Many things about this are conflicting—and true. The threat isn’t AI itself. It’s the economic paradigm that deploys it. AI is a vibe amplifier, a productivity multiplier, and in the hands of capital, a tool for workforce extraction on an unprecedented scale.

The displacement has already begun. Junior software hiring is drying up. ShadowIT and ShadowAI emerged because individuals inside orgs are using these tools quietly, without permission, just to keep pace or make things easier. Management didn’t lead this. They’re just now realizing they’re behind.

By the end of the year, the workforce will be in an obvious state of collapse. Not everywhere at once, but enough to break denial. Management is only incentivized to optimize their silo, not protect people. And the middle class has long functioned as a semi-meritocratic pseudo UBI—a buffer. That buffer is being erased.

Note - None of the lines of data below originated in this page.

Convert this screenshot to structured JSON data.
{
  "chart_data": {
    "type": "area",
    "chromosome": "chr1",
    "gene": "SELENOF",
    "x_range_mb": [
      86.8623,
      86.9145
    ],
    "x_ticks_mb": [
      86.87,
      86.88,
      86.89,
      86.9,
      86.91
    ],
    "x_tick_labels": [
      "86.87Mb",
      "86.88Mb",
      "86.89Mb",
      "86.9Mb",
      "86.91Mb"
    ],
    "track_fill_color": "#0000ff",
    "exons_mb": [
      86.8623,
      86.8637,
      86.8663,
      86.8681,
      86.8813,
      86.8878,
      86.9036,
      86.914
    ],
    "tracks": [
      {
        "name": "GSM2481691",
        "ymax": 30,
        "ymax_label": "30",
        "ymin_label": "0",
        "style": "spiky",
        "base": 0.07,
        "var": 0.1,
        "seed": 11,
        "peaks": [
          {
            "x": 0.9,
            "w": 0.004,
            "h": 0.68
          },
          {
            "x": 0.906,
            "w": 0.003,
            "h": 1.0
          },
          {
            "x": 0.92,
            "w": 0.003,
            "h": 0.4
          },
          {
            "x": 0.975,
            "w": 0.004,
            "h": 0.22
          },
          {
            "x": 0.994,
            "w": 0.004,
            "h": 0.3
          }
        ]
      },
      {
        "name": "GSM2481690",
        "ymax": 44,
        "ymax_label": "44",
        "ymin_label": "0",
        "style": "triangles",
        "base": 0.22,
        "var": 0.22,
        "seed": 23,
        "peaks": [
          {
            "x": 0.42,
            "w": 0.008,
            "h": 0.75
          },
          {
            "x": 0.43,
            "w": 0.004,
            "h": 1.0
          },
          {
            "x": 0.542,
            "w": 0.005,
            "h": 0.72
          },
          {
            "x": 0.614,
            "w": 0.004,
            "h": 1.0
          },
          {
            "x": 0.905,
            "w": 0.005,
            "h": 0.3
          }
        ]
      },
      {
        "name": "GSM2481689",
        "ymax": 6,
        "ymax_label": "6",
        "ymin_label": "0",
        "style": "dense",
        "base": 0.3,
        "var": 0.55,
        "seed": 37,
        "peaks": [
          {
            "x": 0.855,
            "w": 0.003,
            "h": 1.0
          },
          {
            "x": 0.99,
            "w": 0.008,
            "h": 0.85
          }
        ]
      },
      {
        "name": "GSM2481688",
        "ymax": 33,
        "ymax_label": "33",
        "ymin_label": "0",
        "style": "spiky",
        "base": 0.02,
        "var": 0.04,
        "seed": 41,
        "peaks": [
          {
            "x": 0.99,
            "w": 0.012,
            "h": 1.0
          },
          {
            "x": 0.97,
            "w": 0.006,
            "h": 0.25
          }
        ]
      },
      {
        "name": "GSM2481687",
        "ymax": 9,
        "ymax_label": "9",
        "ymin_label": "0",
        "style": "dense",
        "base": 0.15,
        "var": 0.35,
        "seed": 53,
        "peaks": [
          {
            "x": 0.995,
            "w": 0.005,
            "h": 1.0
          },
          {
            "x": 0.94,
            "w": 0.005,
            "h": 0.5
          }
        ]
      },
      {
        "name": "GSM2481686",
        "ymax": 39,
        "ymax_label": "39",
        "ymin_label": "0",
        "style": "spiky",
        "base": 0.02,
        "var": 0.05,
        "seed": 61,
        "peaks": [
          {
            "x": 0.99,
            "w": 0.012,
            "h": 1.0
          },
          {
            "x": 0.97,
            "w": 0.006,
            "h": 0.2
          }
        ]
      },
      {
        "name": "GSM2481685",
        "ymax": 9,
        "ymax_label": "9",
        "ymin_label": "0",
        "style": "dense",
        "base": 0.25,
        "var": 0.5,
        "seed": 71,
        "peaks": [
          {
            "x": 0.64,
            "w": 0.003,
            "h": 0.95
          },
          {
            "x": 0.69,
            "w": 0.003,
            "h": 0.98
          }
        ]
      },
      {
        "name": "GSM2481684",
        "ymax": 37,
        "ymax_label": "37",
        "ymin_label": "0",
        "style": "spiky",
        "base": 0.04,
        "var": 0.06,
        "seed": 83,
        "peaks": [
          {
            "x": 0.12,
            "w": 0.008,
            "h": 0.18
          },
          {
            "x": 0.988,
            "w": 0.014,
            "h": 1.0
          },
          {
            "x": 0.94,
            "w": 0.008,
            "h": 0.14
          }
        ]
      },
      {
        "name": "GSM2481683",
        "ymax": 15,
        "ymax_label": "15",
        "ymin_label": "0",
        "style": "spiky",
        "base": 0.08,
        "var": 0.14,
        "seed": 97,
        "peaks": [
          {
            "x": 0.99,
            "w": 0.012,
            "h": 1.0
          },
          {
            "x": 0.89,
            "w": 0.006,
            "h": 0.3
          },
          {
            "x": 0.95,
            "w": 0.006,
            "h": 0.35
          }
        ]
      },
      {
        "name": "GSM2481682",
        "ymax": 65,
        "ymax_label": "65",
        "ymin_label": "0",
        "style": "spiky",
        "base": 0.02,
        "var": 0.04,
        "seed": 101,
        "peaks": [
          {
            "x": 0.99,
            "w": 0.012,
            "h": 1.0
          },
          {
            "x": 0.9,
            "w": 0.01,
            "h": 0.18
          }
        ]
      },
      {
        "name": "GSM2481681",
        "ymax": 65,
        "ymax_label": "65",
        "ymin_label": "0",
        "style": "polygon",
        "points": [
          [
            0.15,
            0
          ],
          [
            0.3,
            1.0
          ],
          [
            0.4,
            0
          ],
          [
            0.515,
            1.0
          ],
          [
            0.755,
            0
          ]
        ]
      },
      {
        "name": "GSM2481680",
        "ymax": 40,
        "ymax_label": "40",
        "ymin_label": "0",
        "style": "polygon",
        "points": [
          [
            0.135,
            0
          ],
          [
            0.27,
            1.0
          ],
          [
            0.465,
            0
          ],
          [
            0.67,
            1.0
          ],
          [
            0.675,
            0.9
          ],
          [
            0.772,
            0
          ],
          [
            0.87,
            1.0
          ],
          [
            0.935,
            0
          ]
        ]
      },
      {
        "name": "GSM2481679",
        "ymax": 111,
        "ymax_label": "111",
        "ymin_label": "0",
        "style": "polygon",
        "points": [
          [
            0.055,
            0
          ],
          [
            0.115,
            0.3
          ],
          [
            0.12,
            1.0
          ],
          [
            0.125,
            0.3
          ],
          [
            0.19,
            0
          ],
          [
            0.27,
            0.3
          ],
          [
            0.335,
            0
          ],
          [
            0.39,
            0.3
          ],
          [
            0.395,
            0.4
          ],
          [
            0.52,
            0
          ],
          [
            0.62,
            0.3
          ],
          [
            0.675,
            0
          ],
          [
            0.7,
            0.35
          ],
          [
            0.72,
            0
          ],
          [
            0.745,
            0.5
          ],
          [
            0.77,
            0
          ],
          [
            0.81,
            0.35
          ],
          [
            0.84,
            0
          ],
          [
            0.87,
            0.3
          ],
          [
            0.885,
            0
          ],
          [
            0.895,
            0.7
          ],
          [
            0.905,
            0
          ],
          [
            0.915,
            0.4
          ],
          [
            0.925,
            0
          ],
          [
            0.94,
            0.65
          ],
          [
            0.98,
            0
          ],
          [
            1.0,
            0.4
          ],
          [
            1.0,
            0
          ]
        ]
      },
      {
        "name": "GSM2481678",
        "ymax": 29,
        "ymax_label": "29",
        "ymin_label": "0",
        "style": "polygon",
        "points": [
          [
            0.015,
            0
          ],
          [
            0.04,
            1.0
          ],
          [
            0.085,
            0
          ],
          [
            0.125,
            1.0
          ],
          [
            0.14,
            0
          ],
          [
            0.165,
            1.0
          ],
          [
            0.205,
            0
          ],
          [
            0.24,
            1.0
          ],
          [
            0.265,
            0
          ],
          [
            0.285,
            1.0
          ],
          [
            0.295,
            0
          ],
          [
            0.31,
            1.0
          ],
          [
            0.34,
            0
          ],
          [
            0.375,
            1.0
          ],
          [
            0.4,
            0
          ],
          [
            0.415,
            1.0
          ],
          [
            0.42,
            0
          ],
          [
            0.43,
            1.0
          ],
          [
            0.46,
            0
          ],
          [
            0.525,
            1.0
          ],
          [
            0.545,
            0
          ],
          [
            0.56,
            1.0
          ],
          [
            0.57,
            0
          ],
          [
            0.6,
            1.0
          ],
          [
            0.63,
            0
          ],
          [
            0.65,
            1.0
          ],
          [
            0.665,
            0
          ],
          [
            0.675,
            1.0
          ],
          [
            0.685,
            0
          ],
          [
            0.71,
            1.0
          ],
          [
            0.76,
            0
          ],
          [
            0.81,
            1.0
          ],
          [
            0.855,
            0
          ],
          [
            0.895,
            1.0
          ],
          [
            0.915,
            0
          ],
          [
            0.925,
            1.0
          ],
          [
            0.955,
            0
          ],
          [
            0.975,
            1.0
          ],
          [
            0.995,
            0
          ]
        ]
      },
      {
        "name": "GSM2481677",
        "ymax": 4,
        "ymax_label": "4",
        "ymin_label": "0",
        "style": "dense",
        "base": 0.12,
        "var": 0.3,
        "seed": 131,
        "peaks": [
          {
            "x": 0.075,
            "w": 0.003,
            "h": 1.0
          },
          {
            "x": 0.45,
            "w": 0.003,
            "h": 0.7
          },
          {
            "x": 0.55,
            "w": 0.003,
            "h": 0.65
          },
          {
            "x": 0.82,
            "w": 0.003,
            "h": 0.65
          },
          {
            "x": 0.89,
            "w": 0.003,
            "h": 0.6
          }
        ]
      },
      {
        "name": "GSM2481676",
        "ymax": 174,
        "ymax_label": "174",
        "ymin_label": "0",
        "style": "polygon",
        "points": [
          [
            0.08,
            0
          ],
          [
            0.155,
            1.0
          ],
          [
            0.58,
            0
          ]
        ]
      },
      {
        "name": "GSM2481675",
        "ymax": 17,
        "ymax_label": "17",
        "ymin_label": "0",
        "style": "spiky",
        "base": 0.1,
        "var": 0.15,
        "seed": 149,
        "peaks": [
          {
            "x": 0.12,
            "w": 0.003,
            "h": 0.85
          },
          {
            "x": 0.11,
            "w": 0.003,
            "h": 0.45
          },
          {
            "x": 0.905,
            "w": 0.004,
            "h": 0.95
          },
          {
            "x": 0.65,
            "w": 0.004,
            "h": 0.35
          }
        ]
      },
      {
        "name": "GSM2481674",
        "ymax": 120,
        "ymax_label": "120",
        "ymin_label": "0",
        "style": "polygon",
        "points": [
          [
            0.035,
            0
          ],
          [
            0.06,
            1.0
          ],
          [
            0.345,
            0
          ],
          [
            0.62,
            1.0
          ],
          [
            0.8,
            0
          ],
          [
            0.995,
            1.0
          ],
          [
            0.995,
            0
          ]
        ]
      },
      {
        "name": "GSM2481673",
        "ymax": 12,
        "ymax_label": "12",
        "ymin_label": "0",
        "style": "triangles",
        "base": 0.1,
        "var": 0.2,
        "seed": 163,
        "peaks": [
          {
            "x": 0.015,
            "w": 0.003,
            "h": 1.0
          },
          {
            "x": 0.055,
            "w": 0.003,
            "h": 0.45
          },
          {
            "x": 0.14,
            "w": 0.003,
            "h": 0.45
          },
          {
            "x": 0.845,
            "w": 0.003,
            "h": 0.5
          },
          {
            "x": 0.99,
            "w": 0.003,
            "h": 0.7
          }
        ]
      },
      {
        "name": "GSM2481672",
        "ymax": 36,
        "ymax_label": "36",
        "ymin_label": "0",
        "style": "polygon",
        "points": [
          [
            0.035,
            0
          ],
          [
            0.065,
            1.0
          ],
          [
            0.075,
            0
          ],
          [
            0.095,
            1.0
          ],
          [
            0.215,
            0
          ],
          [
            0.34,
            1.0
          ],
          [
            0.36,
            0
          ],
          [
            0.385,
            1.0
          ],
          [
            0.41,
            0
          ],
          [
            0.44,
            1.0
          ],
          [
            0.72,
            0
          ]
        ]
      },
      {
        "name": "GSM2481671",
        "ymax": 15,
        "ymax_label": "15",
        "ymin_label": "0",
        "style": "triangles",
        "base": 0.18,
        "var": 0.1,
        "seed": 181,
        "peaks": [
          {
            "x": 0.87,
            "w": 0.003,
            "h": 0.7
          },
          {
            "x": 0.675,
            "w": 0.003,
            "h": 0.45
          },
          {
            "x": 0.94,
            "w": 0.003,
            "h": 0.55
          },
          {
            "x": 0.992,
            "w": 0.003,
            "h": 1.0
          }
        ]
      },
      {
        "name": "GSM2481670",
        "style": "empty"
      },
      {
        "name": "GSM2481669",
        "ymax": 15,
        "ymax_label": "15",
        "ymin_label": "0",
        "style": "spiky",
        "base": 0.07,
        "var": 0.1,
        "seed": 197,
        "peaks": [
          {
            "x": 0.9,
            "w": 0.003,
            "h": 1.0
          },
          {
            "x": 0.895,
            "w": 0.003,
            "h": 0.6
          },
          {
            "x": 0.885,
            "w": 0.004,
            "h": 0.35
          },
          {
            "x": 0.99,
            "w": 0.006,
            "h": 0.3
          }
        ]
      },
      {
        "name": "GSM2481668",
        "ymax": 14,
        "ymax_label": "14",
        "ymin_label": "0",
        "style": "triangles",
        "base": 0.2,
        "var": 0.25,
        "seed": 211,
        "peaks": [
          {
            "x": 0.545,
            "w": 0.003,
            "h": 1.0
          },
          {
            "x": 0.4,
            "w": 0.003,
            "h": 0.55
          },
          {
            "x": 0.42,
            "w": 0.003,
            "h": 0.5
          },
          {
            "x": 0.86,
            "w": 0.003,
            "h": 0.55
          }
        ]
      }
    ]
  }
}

This is the shift from Software-as-a-Service to Employee-as-a-Service. Add one or two zeroes to a SaaS invoice, and a platform replaces a person. It’s already happening. And it will accelerate.

This isn’t a defense. It’s a description. Even if one company resists, another won’t. Even if one region regulates, another won’t. The tech moves freely. It will hollow out regional payrolls and reroute capital into subscription services owned by the same platforms that trained the models.

The capitalists will win. And, as the vibes have been warning for generations—that means everyone else loses.